150115-N-VA840-047 Crystal City, VA (Jan. 15, 2015) Secretary of the Navy (SECNAV) Ray Mabus addresses attendees during the closing day of the Surface Navy Association (SNA) 27th Annual National Symposium. (U.S. Navy photo by Mass Communication Specialist 2nd Class Leonard Adams/Released)
SECNAV, VCNO Wrap Up SNA Discussing Surface Fleet Strength
From Defense Media Activity
CRYSTAL CITY, Va. (NNS) -- Naval leaders, government officials and private industry members gathered for the final presentations and closing banquet of the 27th Annual Surface Navy Association Symposium (SNA) in Crystal City, Virginia, Jan. 15.

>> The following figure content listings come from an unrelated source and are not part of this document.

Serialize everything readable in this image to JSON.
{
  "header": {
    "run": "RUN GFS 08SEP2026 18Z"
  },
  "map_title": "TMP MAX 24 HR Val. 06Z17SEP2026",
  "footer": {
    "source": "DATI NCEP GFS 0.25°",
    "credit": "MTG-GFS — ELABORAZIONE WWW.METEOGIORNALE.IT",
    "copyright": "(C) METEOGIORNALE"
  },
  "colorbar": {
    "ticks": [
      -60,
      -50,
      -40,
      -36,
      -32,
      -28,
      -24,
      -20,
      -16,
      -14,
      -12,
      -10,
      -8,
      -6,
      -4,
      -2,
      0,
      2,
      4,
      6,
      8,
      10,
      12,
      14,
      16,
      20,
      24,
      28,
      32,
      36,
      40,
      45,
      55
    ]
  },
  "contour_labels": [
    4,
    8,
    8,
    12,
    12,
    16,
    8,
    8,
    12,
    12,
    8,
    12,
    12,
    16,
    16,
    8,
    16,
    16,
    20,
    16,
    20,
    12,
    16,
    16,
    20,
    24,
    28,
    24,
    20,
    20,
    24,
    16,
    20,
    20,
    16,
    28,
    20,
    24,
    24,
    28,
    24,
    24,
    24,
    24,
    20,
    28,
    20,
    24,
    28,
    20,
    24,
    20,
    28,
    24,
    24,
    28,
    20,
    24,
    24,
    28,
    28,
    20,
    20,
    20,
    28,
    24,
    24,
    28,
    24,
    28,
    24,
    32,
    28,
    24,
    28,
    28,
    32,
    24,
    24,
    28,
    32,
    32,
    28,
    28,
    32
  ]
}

Secretary of the Navy (SECNAV) Ray Mabus delivered his keynote address on the state of the surface Navy, highlighting the strength of the fleet and debunking rumors.

"Uniquely, what we provide, the Navy and the Marine Corps, is presence," Mabus said. "That constant presence, ready for any challenge that may come over the horizon. In order to provide that presence that we need today, we have more than 100 ships forward deployed and more than 30,000 marines deployed around the world. And they're doing this myriad of missions, from airstrikes against ISIL to fighting ebola to exercising with our partners and our friends to protect freedom of navigation in the pacific.

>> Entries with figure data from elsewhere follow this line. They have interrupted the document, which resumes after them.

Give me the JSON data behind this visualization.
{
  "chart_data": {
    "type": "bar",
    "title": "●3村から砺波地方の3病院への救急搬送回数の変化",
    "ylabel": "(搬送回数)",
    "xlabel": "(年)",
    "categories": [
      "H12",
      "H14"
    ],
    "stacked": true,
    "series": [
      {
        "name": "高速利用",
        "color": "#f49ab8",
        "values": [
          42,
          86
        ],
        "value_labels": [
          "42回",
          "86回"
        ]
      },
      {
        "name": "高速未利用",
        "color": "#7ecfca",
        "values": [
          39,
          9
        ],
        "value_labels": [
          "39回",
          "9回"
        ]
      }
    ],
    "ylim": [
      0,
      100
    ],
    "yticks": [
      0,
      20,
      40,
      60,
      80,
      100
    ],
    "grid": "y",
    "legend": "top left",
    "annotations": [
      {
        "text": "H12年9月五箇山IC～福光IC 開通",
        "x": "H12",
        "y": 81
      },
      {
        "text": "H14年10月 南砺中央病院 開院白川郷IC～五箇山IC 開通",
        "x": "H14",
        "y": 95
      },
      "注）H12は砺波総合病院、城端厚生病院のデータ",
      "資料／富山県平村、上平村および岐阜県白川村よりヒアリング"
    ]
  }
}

"Providing that presence falls on the surface fleet, the foundation of our Navy. The foundation of our Navy is ships. That's what we are. That's why we're the Navy. We have to have a right-sized fleet to do what we need to do.

"In the first five years that I've been in office, we have put under contract 70 ships with a smaller top line for Navy. In 2014, we launched nine ships, and by the end of the decade, our fleets going to be back over 300 ships ... we have bought 1,300 naval aircraft. That's 40 percent more than we're bought the five years before. We're not neglecting ships or planes. And even as we deal with possible impacts of sequester, now's not the time to give up on the progress that we've made in our ship building. I don't believe you ought to pay for one Navy ship with another Navy ship."

Vice Chief of Naval Operations Adm. Michelle Howard wrapped up the SNA symposium with her closing remarks at the annual SNA banquet.

The theme of this year's symposium was "Surface Warfare: Distributed Lethality - Going on the Offensive," and government-contracted defense companies, suppliers and commands exhibiting the latest in surface warfare technology and the way ahead for future research and development converged to display their capabilities. The symposium also provided an opportunity for discussing a broad range of professional and career issues for the surface community.

The SNA was incorporated in 1985 to promote greater coordination and communication among those in the military, business and academic communities who share a common interest in naval surface warfare and to support the activities of Surface Naval Forces.